I guess z3 is fine with it, but it confuses me that they decided pips wouldn't have unique solutions

I love how you create dataclasses to abstract over constraints!

The solution is to look at a lot of examples

https://www.hakank.org/

I took a course on SMT solvers in uni. It's so cool! They're densely packed with all these diverse and clever algorithms. And there is still this classic engineering aspect: how to wire everything up, make it modular...

If you're good at doing this, you should check out the D-Wave constrained quadratic model solvers - very exciting stuff in terms of the quality of solution it can get in a very short runtime on big problems.

Going one abstraction deeper, SAT solvers are black magic.

One missing thing in Rust is that the comparison operators are hard-coded to return bool values, which means that it is not possible to build up full expression trees form normal code using operator overloading. Thus the need for functions like `eq`.

In general, for modeling layers embedded in programming languages, having operator overloading makes the code so much better to work with. Modeling layers where one has to use functions or strings that are evaluated are much harder to work with.

Can you expand on that? What you mean by static python?

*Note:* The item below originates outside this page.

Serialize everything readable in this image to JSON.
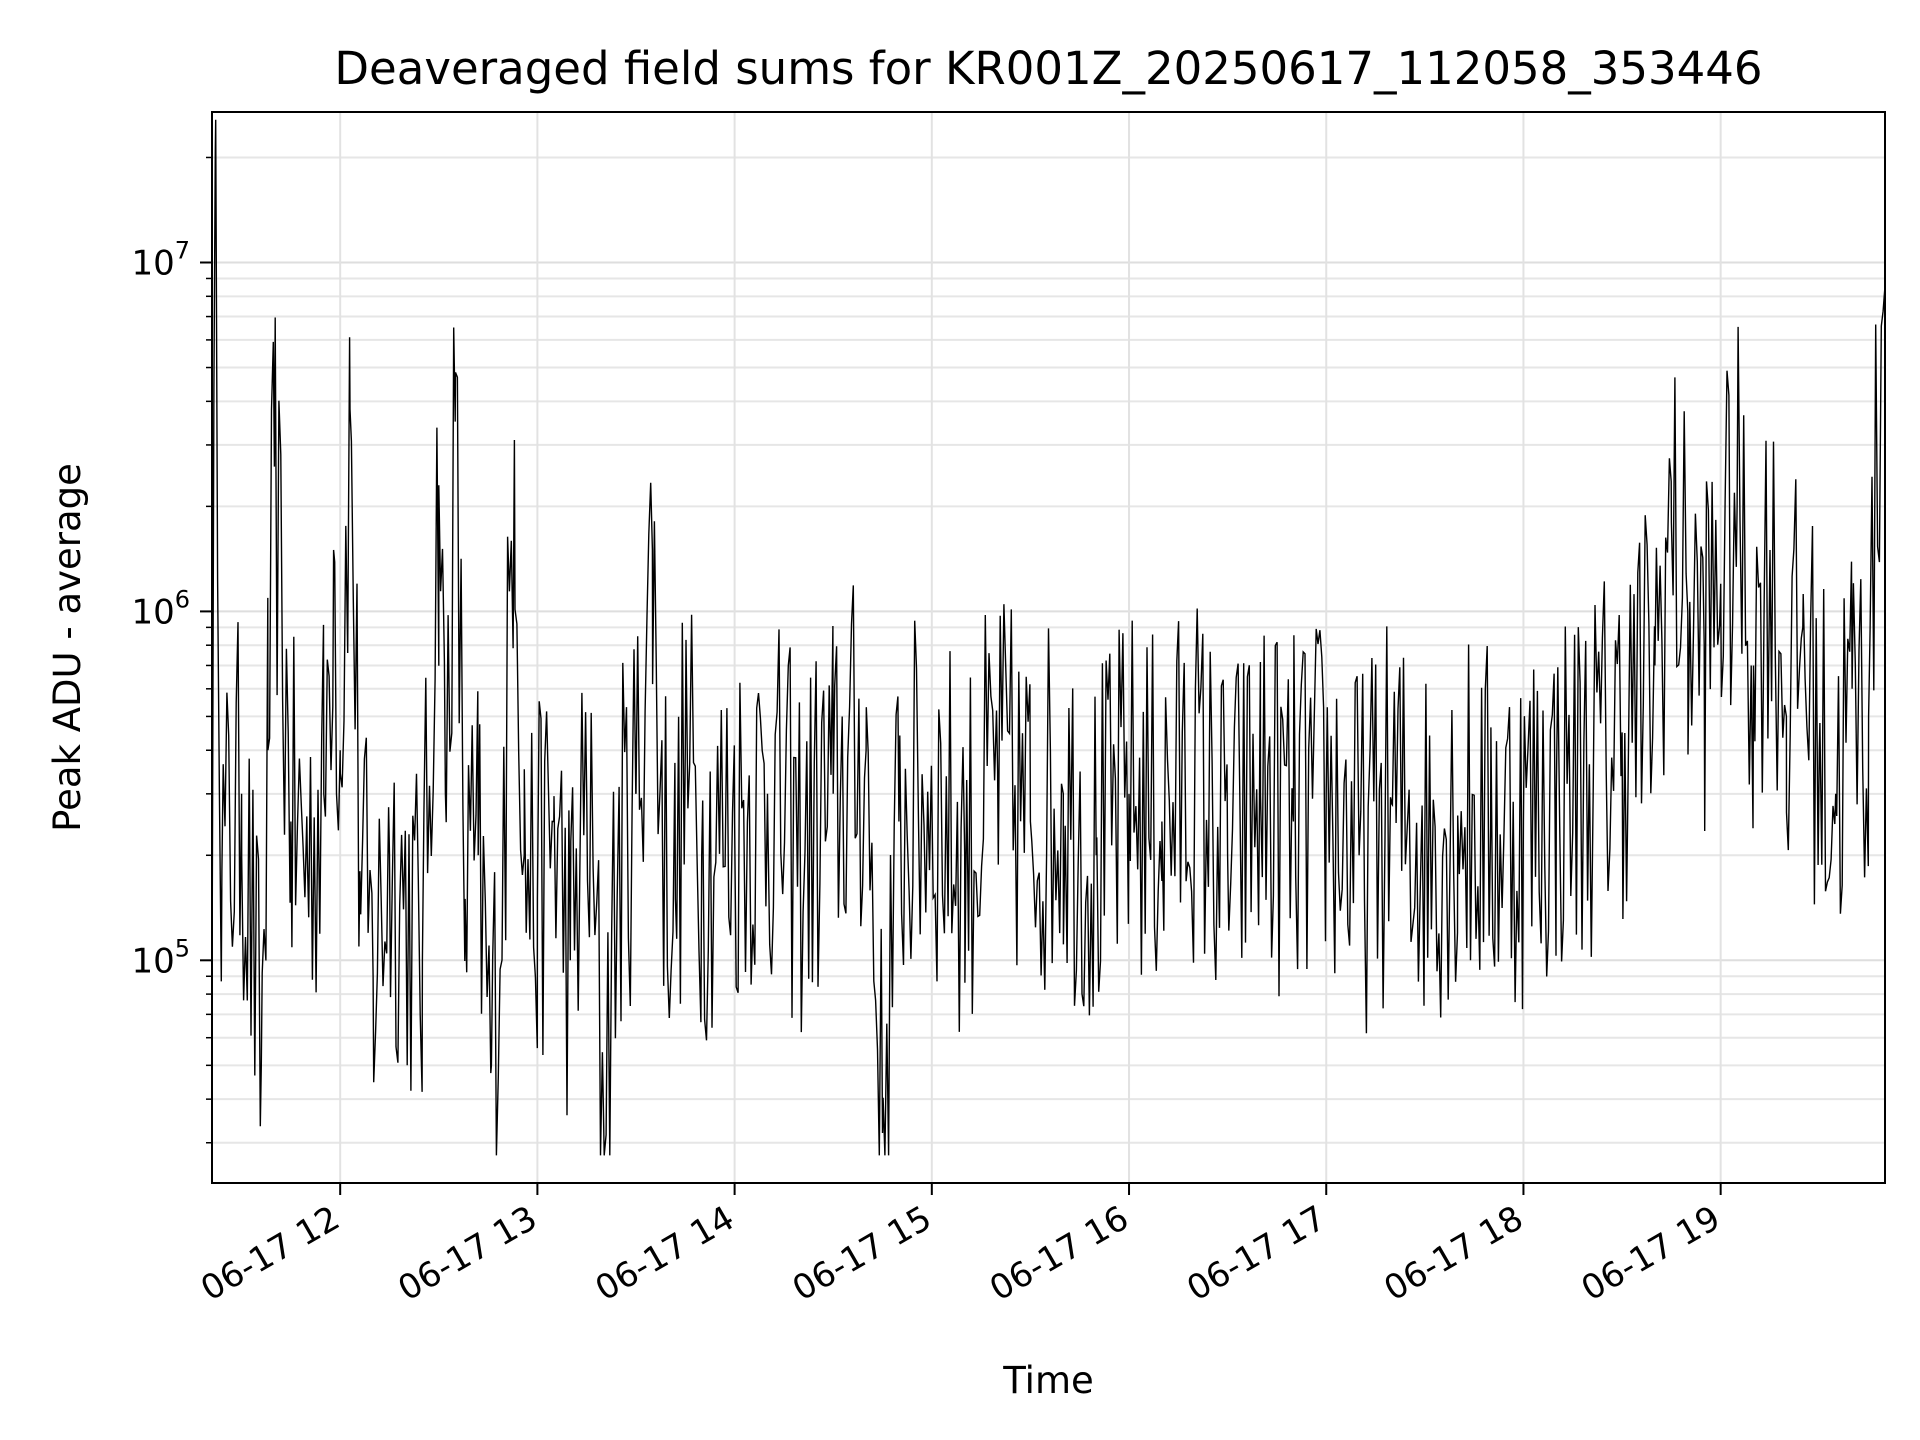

Even worse than that, SMT can encode things like Goldbach's conjecture:

    from z3 import \*

    a, b, c = Ints('a b c')
    x, y = Ints('x y')
    s = Solver()

    s.add(a > 5)
    s.add(a % 2 == 0)
    theorem = Exists([b, c],
                     And(
                         a == b + c,
                         And(
                             Not(Exists([x, y], And(x > 1, y > 1, x \* y == b))),
                             Not(Exists([x, y], And(x > 1, y > 1, x \* y == c))),
                             )
                         )
                     )

    if s.check(Not(theorem)) == sat:
        print(f"Counterexample: {s.model()}")
    else:
        print("Theorem true")

Any tool that can solver hard problems will also have non-trivial runtime behavior. That is an unfortunate fact. But you are also correct in that combinatorial optimizaton solvers (CP, SAT, SMT, MIP, ...) often have quite sharp edges that are non-intuitive.

For the iOS AutoLayout, what kind of issues have you seen, and how complex were the problems?

If you want to work in Python, I would either use OR-Tools which has a Python library or CPMpy which is a solver agnostic Python library using numpy style for modeling combinatorial optimization problems.

There is a Python package for MiniZinc, but it is aimed at structuring calls to MiniZinc, not as a modeling layer for MiniZinc.

Personally, I think it is better to start with constraint programming style modeling as it is more flexible, and then move to SMT style models like Z3 if or when it is needed. One of the reasons I think CP is a better initial choice is the focus on higher-level concepts and global constraints.

It really depends on the kind of solving you want to do. Mathematical optimization, as in finding the cheapest/smallest/whatever solution that fits a problem? OR-Tools. Satisfaction problems, like finding counterexamples in rulesets or reverse engineering code? Z3.